4.7. Overhead Analysis
In this section, we present the computational performance of GTAD by comparing it with all baseline models.
Table 3 shows the average training time for all models on the three datasets in seconds per epoch. The training time for DAGMM and USAD, which consist of fully connected layers, was shorter than that of GTAD, and the time consumption of MSCRED was the largest. Models with LSTM or GRU, such as MSCRED, MTAD-GAT and OmniAnomaly, had a longer training time than GTAD with parallel computing. MSCRED first increases the amount of data by constructing a 2D feature matrix, and second, applies Conv-LSTM to process the data sequentially, leading to a tremendous time overhead. To ensure fairness in the experimental comparison, we set the batch size sequence length to be the same for all models except DAGMM. Because DGAMM does not consider the temporal relationship, its sequence length was set to 1, which also explained the short training time of DAGMM.

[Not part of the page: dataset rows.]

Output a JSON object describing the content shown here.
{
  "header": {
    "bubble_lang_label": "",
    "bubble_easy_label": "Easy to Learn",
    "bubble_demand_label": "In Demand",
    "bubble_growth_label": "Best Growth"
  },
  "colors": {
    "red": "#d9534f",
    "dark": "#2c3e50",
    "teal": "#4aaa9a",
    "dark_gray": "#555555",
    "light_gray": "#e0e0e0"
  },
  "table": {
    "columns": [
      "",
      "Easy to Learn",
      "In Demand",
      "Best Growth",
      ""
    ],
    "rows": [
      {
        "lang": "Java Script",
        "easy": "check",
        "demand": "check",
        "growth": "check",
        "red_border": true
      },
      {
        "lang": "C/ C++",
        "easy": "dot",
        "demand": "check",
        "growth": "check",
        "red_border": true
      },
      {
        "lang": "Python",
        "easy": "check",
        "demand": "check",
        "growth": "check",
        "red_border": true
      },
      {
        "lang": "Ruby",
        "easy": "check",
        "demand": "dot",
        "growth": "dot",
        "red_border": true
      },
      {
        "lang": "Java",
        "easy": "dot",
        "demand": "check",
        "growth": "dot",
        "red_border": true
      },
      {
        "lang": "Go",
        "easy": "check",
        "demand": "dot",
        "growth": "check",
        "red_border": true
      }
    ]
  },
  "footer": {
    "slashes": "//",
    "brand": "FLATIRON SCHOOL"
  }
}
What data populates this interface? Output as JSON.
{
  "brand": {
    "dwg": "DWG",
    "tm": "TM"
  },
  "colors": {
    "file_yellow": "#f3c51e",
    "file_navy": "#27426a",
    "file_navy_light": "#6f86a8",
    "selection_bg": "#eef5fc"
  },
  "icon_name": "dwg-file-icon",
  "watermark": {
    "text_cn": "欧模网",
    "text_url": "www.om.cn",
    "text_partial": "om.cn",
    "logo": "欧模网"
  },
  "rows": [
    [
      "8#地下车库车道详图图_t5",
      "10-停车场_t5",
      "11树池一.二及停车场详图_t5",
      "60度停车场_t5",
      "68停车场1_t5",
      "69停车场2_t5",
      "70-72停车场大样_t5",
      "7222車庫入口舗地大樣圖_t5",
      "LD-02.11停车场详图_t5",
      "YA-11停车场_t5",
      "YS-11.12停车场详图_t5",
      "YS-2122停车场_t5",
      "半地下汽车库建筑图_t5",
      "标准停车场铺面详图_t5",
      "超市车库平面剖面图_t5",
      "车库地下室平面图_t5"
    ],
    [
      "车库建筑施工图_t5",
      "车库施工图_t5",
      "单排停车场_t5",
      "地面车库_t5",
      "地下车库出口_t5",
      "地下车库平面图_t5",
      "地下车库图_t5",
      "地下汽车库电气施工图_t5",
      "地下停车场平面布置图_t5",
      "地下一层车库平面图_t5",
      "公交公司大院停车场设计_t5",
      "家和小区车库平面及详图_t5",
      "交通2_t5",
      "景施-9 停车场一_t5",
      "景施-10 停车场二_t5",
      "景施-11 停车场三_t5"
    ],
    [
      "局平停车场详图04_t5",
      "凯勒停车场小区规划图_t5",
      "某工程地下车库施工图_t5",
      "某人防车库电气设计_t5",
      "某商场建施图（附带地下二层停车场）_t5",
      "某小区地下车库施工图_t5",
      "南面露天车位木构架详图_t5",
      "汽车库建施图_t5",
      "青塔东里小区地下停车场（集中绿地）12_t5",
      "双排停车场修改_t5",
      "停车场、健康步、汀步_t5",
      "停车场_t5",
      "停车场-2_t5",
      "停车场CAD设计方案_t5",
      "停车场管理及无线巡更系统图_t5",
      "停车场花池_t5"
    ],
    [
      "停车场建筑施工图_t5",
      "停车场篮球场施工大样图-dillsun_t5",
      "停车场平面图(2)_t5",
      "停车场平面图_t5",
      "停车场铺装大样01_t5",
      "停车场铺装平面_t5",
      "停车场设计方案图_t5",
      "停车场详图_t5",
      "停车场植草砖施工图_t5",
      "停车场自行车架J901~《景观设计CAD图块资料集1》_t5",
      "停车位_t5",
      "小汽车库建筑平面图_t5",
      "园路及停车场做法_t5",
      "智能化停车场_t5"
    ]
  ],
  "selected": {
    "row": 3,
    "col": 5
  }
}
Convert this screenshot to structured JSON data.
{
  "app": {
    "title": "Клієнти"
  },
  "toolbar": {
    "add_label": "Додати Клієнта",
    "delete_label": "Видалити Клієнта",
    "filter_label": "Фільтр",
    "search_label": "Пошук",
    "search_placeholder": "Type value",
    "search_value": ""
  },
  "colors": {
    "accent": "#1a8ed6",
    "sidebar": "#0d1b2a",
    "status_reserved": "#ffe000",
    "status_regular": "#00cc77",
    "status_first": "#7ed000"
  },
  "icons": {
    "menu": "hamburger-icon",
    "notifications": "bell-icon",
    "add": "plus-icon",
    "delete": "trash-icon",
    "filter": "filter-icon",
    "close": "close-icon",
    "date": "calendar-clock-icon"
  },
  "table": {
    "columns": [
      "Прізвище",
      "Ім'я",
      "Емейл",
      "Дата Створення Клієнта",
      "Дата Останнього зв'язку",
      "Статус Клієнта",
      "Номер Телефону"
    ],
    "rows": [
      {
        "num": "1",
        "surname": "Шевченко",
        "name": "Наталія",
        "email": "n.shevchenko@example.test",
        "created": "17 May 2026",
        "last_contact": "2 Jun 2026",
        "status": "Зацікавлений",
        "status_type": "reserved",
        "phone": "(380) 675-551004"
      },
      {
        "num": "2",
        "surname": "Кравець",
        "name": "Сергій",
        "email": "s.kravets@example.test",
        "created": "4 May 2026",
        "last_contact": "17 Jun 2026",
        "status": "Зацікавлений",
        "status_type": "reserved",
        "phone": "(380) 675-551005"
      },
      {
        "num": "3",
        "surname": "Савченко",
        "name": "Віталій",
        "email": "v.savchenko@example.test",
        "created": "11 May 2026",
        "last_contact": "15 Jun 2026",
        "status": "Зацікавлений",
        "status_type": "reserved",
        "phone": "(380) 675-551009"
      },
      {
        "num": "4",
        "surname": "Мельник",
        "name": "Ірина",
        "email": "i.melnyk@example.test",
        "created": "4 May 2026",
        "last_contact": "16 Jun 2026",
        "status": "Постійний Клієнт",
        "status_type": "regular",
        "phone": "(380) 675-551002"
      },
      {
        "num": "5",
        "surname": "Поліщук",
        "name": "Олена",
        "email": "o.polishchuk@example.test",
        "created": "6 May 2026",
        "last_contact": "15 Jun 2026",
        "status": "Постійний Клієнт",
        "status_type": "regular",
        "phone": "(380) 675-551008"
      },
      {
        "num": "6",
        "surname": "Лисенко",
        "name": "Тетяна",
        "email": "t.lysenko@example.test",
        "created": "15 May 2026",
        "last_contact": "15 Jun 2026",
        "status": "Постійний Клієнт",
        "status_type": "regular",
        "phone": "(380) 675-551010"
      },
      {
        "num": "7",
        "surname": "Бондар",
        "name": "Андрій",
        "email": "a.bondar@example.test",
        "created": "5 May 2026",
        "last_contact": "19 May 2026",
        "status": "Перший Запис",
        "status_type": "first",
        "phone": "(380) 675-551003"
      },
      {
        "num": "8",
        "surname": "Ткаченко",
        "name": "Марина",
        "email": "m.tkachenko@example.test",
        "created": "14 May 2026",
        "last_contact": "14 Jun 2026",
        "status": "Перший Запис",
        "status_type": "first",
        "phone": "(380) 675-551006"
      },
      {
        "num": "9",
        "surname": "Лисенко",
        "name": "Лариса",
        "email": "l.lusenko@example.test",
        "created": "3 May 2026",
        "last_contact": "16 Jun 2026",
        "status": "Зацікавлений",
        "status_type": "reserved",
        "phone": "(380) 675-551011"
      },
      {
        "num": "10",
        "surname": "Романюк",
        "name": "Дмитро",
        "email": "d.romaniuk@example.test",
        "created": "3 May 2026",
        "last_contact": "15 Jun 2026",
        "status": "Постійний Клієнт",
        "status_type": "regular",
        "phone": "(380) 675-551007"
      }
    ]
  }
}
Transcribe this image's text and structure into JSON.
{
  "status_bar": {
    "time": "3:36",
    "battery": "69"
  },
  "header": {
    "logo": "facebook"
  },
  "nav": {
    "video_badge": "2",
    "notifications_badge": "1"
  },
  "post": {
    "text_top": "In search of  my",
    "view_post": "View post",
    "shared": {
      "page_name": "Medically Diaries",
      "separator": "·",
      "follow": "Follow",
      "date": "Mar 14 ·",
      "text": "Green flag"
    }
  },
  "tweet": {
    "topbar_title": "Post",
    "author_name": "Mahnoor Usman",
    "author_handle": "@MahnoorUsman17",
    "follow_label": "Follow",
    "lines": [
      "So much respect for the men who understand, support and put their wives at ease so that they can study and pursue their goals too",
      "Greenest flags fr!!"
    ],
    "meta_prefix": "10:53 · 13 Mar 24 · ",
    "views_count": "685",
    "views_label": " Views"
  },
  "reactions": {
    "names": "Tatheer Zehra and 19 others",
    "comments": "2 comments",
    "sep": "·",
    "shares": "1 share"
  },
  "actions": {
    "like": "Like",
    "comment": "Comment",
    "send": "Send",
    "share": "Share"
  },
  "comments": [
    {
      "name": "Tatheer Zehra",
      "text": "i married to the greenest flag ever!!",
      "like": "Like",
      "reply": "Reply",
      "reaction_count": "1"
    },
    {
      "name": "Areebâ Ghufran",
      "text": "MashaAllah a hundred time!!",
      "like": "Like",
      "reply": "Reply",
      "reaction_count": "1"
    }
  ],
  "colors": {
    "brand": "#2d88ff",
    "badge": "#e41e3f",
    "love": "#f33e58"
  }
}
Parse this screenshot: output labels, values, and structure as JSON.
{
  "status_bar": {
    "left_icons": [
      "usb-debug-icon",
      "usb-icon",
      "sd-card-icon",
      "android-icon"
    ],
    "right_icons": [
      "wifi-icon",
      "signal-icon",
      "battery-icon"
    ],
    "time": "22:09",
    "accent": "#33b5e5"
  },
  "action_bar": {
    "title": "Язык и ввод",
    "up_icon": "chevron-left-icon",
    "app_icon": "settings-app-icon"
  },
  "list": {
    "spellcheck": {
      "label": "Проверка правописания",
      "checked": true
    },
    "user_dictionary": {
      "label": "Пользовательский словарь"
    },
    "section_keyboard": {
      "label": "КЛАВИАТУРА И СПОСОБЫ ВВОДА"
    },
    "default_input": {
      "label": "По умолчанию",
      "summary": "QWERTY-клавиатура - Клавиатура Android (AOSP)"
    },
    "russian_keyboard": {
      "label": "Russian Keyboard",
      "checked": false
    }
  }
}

4.8. The Effectiveness of Automatic Threshold Selection
An efficient automatic thresholding method for time series anomaly detection is essential. In these three datasets, we compared the F1 scores obtained using the NDT method, which were obtained by iterating all thresholds in small steps between 0 and 2, with the best F1 score. The results shown in
Table 4 indicate that the F1 scores of the NDT method were just lower than the best F1 scores (0.005 to 0.131), demonstrating the validity of the thresholding method used by GTAD.
4.9. Discussion
In this subsection, we discuss the advantages and disadvantages of our model. The advantages are mainly in three aspects. First, different from supervised learning for multivariate time series anomaly detection, GTAD does not require labels for each timestamp in the training of the model. Labels for time series are often generated manually by experts, which is often inefficient, time-consuming and costly. Moreover, unlike other joint reconstruction-based and prediction-based methods, we only reconstructed and predicted one sequence of multivariate time series without increasing the complexity of the multi-task optimization objective. This advantage was experimentally demonstrated in
Section 4.5 to benefit anomaly detection. Finally, we implemented parallel operations using causal convolution and attention mechanisms in modeling time dependence and sequence correlation, respectively. Compared with models that process data sequentially, the experimental arguments in
Section 4.6 and
Section 4.7 revealed that our model had a short training time and low sensitivity to the time window size.
Although the proposed method showed very good performance, there are some limitations. A limitation of the proposed method is the inability of the model to explain the anomaly; we cannot provide the root cause of the anomaly occurrence. However, GDN, TranAD, MSCRED and OmniAnomaly enable the diagnosis and root cause analysis of the anomaly. Another limitation is that the training data of the model needs to be all normal data and cannot be mixed with abnormal data. However, DAGMM and many classical methods [
17,
19,
23] do not require the training set to be all normal data.